Disclosure – “Settle”

Photo Credit: Wikipedia

Photo Credit: Wikipedia

Grade: B+

Key Tracks: “When A Fire Starts to Burn,” “F For You”

A debut from a European dance band coming only weeks after Daft Punk’s “Random Access Memories” burned up the charts might not seem like a good decision. It worked. Perhaps it was unintentional, but Disclosure might be on to something. The British duo – two brothers of ages 21 and 18 – have perfected an album harking back to dance music of the 90’s, not unlike the aforementioned French duo. Americanized house and dance music (the abrasively loud forms of EDM and dubstep I embraced in college) is still very popular, but has a definite expiration date, and that date might be coming soon. As “Get Lucky” climbs the charts, Boards of Canada release a comeback and Disclosure release a well-anticipated debut on the same day, all signaling a potential return to more controlled forms of dance music.

There is really nothing new on this record. It greatly succeeds, however, as an exploration and combination of many different forms of dance and house music. The combined opening tracks of “Intro” and “When A Fire Starts to Burn” present an almost Prodigy-type of heavy, hip-hop influenced type of electronica. This doesn’t stick around, as the album shifts through various volumes and tempos, and with a whole and welcomed line-up of up-and-coming British singers.

“Settle” is, at its core, exactly what it wants to be, and that is an effective dance record. It even flows well as an album, something nearly every dance band seems to struggle with. It might be very long, but if it’s put on at a party, that will no longer be a complaint. The beats are cooled and controlled, with little invention going on. In a world now filled with Skrillexs and Diplos, that might be just what we need.

-By Andrew McNally

Laura Marling – “Once I Was An Eagle”

(Photo credit: Rolling Stone)

(Photo credit: Rolling Stone)

Grade: B+

Key Tracks: “Breathe,” “Saved These Words”
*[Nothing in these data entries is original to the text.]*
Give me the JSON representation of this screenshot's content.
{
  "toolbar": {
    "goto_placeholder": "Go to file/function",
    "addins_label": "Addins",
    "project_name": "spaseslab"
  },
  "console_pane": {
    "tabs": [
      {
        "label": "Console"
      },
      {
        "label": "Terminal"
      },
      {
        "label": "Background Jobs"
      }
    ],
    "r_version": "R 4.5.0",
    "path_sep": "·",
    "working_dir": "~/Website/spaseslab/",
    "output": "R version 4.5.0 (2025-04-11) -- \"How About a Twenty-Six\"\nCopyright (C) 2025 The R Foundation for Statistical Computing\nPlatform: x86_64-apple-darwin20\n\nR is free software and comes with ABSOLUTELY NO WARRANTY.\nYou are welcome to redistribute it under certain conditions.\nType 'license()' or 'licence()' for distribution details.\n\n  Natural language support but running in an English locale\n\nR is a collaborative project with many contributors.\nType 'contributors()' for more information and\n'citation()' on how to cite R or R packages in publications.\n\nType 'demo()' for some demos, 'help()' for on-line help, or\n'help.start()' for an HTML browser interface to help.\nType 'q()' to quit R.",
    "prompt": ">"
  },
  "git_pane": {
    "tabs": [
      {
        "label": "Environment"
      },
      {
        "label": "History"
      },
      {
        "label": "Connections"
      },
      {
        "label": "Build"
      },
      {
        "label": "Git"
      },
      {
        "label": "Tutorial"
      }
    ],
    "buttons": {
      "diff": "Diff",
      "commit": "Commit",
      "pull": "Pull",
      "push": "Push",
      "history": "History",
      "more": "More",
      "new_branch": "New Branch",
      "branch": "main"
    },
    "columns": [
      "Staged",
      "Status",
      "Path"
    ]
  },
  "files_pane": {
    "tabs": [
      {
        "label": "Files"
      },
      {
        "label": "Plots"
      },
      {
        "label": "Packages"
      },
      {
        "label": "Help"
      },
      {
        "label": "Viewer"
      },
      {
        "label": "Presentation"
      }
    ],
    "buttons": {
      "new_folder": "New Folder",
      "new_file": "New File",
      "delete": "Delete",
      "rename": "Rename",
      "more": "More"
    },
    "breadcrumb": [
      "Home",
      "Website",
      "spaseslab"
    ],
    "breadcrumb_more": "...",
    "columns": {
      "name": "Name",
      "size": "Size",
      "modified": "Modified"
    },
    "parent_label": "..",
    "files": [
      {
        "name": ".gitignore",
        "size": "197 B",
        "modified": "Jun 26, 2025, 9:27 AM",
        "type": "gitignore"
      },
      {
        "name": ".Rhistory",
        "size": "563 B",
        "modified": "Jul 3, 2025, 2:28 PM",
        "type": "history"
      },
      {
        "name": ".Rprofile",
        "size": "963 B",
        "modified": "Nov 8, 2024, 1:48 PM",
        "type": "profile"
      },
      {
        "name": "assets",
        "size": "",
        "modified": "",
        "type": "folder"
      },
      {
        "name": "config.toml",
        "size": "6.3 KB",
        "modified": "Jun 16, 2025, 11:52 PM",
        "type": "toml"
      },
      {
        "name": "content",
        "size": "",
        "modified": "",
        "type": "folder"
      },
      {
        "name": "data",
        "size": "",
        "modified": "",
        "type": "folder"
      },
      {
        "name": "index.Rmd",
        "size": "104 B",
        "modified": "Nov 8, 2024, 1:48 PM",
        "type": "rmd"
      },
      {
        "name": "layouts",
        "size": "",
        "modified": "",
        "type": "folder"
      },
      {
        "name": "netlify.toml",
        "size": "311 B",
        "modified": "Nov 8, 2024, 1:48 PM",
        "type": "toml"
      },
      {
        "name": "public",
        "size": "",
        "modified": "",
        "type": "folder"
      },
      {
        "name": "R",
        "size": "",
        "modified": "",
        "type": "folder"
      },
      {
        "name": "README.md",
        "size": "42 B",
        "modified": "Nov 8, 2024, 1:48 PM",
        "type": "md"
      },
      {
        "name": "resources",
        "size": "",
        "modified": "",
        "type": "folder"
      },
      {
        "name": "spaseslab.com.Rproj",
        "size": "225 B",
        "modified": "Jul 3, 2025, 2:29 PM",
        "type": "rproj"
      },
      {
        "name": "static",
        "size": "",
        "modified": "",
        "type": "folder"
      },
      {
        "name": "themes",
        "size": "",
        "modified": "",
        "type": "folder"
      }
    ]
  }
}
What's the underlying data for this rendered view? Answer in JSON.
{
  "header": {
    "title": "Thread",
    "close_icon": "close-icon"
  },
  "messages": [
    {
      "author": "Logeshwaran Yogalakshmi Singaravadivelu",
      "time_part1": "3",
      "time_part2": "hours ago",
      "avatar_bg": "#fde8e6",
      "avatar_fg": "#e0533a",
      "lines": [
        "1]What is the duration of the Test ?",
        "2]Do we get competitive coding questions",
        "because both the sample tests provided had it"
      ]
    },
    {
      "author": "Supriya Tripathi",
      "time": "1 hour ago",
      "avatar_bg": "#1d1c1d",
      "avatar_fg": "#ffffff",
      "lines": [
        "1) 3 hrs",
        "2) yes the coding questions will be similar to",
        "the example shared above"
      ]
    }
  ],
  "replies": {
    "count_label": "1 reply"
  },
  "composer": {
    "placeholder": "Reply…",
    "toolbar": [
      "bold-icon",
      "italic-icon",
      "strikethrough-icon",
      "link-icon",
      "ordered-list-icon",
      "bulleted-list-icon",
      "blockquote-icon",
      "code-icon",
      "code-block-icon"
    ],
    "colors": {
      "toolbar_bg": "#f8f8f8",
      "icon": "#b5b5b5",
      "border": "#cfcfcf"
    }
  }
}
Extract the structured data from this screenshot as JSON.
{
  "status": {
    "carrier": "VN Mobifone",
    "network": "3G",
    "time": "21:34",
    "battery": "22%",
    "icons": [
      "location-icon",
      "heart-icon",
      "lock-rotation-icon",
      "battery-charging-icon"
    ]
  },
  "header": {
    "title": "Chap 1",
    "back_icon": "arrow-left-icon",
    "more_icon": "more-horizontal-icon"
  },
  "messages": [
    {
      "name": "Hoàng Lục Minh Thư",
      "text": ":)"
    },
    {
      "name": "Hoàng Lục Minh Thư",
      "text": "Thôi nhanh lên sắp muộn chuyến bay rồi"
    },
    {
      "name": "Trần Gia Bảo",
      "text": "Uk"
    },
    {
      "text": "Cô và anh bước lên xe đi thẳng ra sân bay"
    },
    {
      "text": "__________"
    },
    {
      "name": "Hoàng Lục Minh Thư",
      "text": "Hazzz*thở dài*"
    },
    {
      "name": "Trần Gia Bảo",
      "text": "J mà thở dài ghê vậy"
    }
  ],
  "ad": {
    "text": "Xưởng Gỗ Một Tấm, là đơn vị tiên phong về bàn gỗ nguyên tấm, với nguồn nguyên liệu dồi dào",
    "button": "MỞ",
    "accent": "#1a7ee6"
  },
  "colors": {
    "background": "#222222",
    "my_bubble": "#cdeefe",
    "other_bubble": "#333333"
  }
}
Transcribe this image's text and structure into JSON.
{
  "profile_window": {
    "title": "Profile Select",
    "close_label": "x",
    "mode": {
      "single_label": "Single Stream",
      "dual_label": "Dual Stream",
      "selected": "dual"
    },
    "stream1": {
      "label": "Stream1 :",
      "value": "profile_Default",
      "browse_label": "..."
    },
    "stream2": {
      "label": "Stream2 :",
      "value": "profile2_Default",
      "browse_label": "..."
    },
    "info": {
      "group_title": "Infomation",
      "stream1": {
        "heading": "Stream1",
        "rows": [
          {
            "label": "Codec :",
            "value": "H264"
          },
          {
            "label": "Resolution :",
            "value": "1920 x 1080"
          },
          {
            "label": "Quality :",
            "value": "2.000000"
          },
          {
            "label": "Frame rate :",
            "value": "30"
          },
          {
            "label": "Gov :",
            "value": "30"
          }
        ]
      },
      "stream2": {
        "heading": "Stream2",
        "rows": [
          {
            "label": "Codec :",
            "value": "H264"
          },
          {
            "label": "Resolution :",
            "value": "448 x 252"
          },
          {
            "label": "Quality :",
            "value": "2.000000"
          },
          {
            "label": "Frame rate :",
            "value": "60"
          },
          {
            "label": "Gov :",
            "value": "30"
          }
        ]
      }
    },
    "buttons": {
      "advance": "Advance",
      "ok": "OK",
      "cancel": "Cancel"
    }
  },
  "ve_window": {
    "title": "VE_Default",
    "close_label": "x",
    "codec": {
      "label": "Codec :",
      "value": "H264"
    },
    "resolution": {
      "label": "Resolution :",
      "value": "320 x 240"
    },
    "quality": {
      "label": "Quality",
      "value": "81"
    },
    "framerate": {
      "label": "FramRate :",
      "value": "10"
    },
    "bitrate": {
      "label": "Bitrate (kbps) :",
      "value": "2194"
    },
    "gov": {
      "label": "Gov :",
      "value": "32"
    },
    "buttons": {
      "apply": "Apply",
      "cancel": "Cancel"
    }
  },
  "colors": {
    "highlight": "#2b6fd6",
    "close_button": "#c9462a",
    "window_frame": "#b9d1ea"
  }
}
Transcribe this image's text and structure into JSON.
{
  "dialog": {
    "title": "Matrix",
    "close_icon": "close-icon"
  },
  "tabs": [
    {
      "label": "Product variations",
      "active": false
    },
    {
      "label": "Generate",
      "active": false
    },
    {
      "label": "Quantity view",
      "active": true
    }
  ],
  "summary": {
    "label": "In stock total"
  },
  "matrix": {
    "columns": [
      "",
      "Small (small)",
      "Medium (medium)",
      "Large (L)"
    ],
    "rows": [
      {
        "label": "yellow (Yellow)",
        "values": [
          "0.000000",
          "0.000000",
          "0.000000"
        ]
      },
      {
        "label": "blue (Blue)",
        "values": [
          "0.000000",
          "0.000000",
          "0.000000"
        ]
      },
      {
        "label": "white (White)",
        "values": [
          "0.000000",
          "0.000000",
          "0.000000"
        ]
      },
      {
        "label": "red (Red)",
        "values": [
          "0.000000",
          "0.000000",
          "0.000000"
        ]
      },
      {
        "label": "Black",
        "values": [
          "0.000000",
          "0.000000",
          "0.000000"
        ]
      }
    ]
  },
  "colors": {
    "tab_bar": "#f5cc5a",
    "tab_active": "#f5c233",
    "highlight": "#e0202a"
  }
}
British singer-songwriter Laura Marling has been receiving constant praise for her work, including immediate approval of her fourth album, “Once I Was An Eagle.” The album does it’s job – it is an honest and effective folk album. But it does not start off that way. The first three tracks, “Take the Night Off,” “I Was An Eagle,” and “You Know,” are fairly tepid folk songs, with uninspiring lyrics and Marling’s vocals sounding phoned in. It is not until the fourth song, “Breathe,” that the album’s diverse originality starts to seep in. The song is a beautiful and building work of emotion. After “Breathe,” the album opens up into a mix of tracks with very diverse origins. Some have fast-paced with booming percussion, some are softer and more traditional of a singer-songwriter. Most songs feature just Marling and a slight instrument or two in the background. The album, as a whole, flows well in its transitions between different styles.

Once the album expands, there is a sense that Marling puts all the elements of herself into the record, exampled in the different styles. The songs have consistently great rhythms, no matter the volume or tempo. Marling deals with some tough thematic material in her lyrics, typical of a successful folk record. The album is long, stretching just over an hour, and it starts to feel tedious during the decrescendo towards the end. But the album’s final song, “Saved These Words,” is very reminiscent of “Breathe” in that it is a building song, a tough and perfect finale to the album.

Musically, the transitions between different styles keep it interesting, tough to accomplish for a folk singer. Marling’s guitar rhythms are often catchy and interesting, some less stale than others. Although the album starts slow, it turns into another near-perfect album for the acclaimed singer.